Üniversiteye gidince. Ankara'da Gazi Üniversitesi, Meslek Eğitim Fakültesini kazanmıştım. Üniversiteye kayıt için babamla birlikte Ankara'ya gittik. Öğrenci işlerine girecekken babam belgeleri elime tutuşturdu, kızım okuyacaksan, işlemlerini de kendin yapacaksın dedi. Kaydımı yaptırdım, kalacak yer ayarladık. Babam beni bırakıp gitti. 19 yaşındaydım, ilk defa evden ayrılmıştım. Bir hafta sonra eve telefon açtım, ben okulu bırakıyorum diye.
Ankara'nın havasına dayanamıyorum, burada oksijen yok dedim. Yani yaşadığım zorlukları değilde hava kirliliğini bahane etmiştim.
Öğretmenlik yaptın mı?
Evet. Eskişehir Sivrihisar’a atandım. Öğrencilerimle aram çok iyiydi. Dört-beş yıl öğretmenlik yaptım. Hayatımın güzel dönemlerinden biridir.
Aşk hayatın nasıldı?
Âşık oldum ama uzun soluklu ilişkilerim olmadı. İnsanların hayata bakışı benim için önemliydi. Sadece para kazanmayı hedefleyen hayatlar bana uzak geliyordu. Ailem evlenmemi isterdi ama hiç zorlamadı.
Bu hayatı bırakıp neden devrimci mücadeleyi seçtin?
Toplumda büyük adaletsizlikler vardı. Yoksulluk, işsizlik, emek sömürüsü. Yaşadıklarım beni bu mücadeleye itti.
Toplumun gerçekten özgürlüğe ihtiyacı vardı. Haksızlıkları, açlık, yoksulluğu görüyordum. Tüm bunlara dayanamadığım için, gerçekten sosyal bir devletin kurulabileceğine inandığımdan tercih ettim bu yaşamı. Çalışan emeğiyle, kazandığıyla yaşayamıyor, ailesini geçindiremiyordu. Açlığa mahkumdu. İşsizlik sorunu tüm toplumun genelini kapsıyordu.

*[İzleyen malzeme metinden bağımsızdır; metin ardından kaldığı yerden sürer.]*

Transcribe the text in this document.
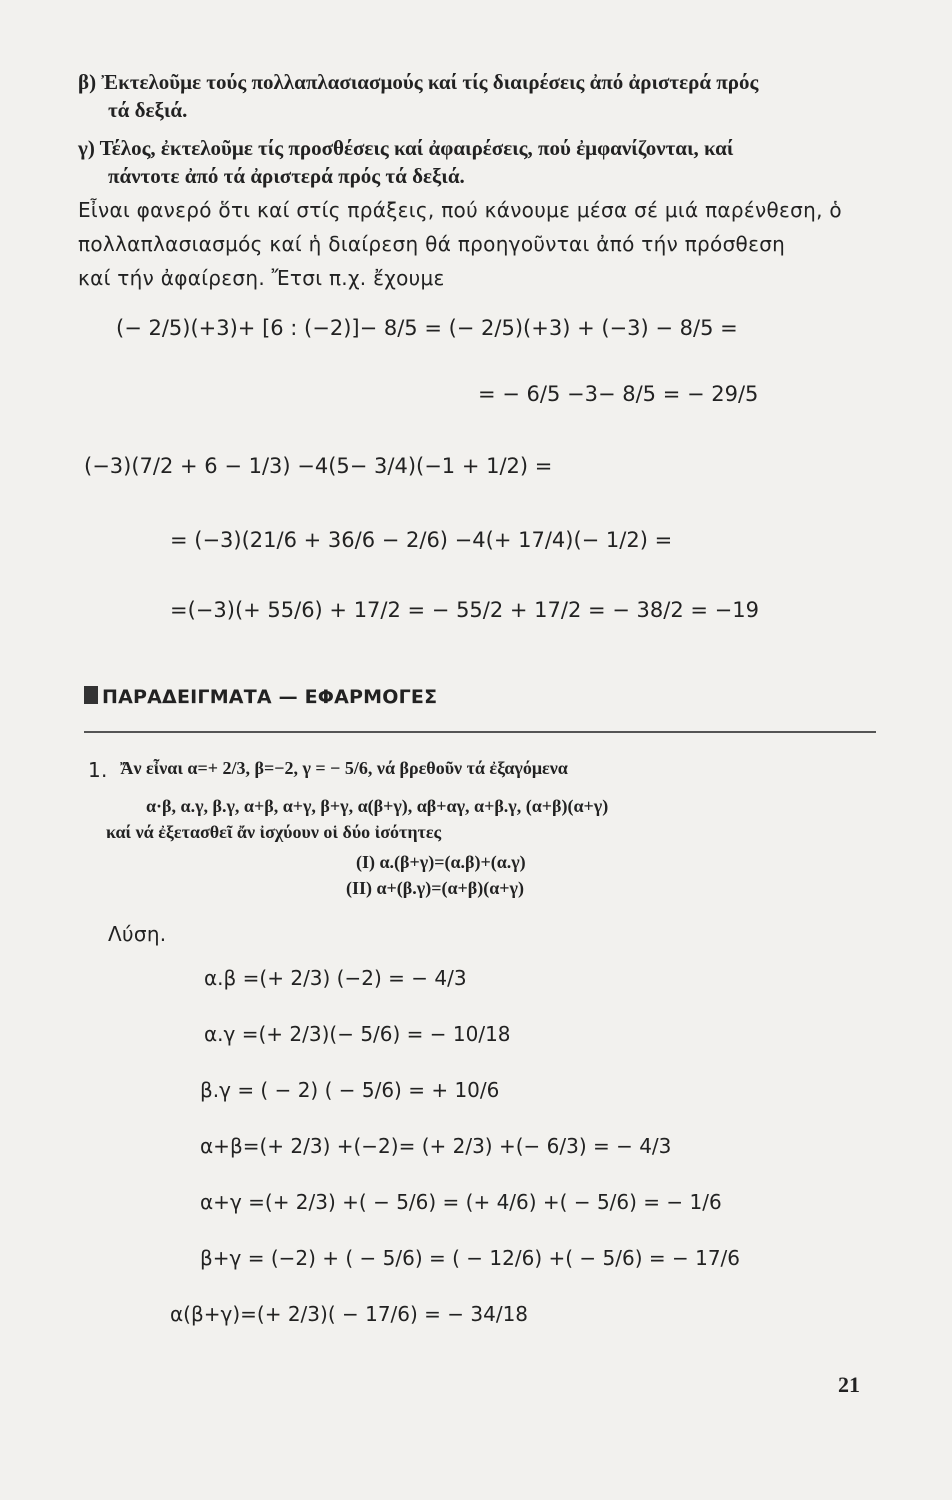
β) Ἐκτελοῦμε τούς πολλαπλασιασμούς καί τίς διαιρέσεις ἀπό ἀριστερά πρός
τά δεξιά.
γ) Τέλος, ἐκτελοῦμε τίς προσθέσεις καί ἀφαιρέσεις, πού ἐμφανίζονται, καί
πάντοτε ἀπό τά ἀριστερά πρός τά δεξιά.
Εἶναι φανερό ὅτι καί στίς πράξεις, πού κάνουμε μέσα σέ μιά παρένθεση, ὁ
πολλαπλασιασμός καί ἡ διαίρεση θά προηγοῦνται ἀπό τήν πρόσθεση
καί τήν ἀφαίρεση. Ἔτσι π.χ. ἔχουμε
(− 2/5)(+3)+ [6 : (−2)]− 8/5 = (− 2/5)(+3) + (−3) − 8/5 =
= − 6/5 −3− 8/5 = − 29/5
(−3)(7/2 + 6 − 1/3) −4(5− 3/4)(−1 + 1/2) =
= (−3)(21/6 + 36/6 − 2/6) −4(+ 17/4)(− 1/2) =
=(−3)(+ 55/6) + 17/2 = − 55/2 + 17/2 = − 38/2 = −19
ΠΑΡΑΔΕΙΓΜΑΤΑ — ΕΦΑΡΜΟΓΕΣ
1. Ἄν εἶναι α=+ 2/3, β=−2, γ = − 5/6, νά βρεθοῦν τά ἐξαγόμενα
α·β, α.γ, β.γ, α+β, α+γ, β+γ, α(β+γ), αβ+αγ, α+β.γ, (α+β)(α+γ)
καί νά ἐξετασθεῖ ἄν ἰσχύουν οἱ δύο ἰσότητες
(Ι) α.(β+γ)=(α.β)+(α.γ)
(ΙΙ) α+(β.γ)=(α+β)(α+γ)
Λύση.
α.β =(+ 2/3) (−2) = − 4/3
α.γ =(+ 2/3)(− 5/6) = − 10/18
β.γ = ( − 2) ( − 5/6) = + 10/6
α+β=(+ 2/3) +(−2)= (+ 2/3) +(− 6/3) = − 4/3
α+γ =(+ 2/3) +( − 5/6) = (+ 4/6) +( − 5/6) = − 1/6
β+γ = (−2) + ( − 5/6) = ( − 12/6) +( − 5/6) = − 17/6
α(β+γ)=(+ 2/3)( − 17/6) = − 34/18
21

İnsan olmanın gerekliliğini oluşturacak bir düzen istedim sadece ve buna inandım. Benim çocukluğumdan beri istediğim şeylerdi bunlar.
Çiftçi bir aileden geliyorum. Yıl boyu çalışıp emek verilmesine rağmen yaşam şartlarının ne olduğunu gördüm. Sadece kendi ailemde değil başka ailelerin yaşamlarında da gördüm. Haksızlığa karşı mücadele vermenin ne demek olduğunu yaşadım, 12 Eylül'de yara bere içinde kalan abilerimi ve hatta ölümü gördüm. Anlatmak istediğim, yaşamın kendisiydi beni etkileyen. Bu benim hayata bakış açımdı.
Ne zaman tutuklandın?
1992 yılında bir operasyon oldu, gözaltına alındım. Gözaltında ağır işkenceler gördüm. Aynı dönemde abim de gözaltındaydı.
Beni en çok onunla tehdit etmişlerdi. ''Öldüreceğiz, abilerin hayatta kalmayacak'' diye. Sonra onların, hayatta olduğunu öğrendiğimde öyle sevinmiştim ki işkenceleri, acıyı unutmuş mutlu olmuştum. Gözaltından sonra mahkemeye çıkardılar. Mahkeme tutuklama kararı verdi. Cezaevi aracı ringlere bindirirken dayak başladı.
Cezaevine kadar dayak yedik. Ringin kapısı açılınca perende attım. Havada öyle dönerek uçtum ki inanılmaz. Yere düşünce de vurmaya başladılar. Gözaltında olan arkadaşlar üzerime kapandı. Arkadaş diyorum da tanımıyordum, hepsini sonradan cezaevinde tanıdım.
Ailenin tepkisi ne oldu, annen baban, keşke sen cezaevine girmeseydin, hatta bu işlere hiç karışmasaydın gibi tepkileri oldu mu?
Ailem için çok zor bir dönemdi, dediğim gibi abim de aynı dönemde gözaltına alınmıştı. Hem onun için koşturdular hem benim.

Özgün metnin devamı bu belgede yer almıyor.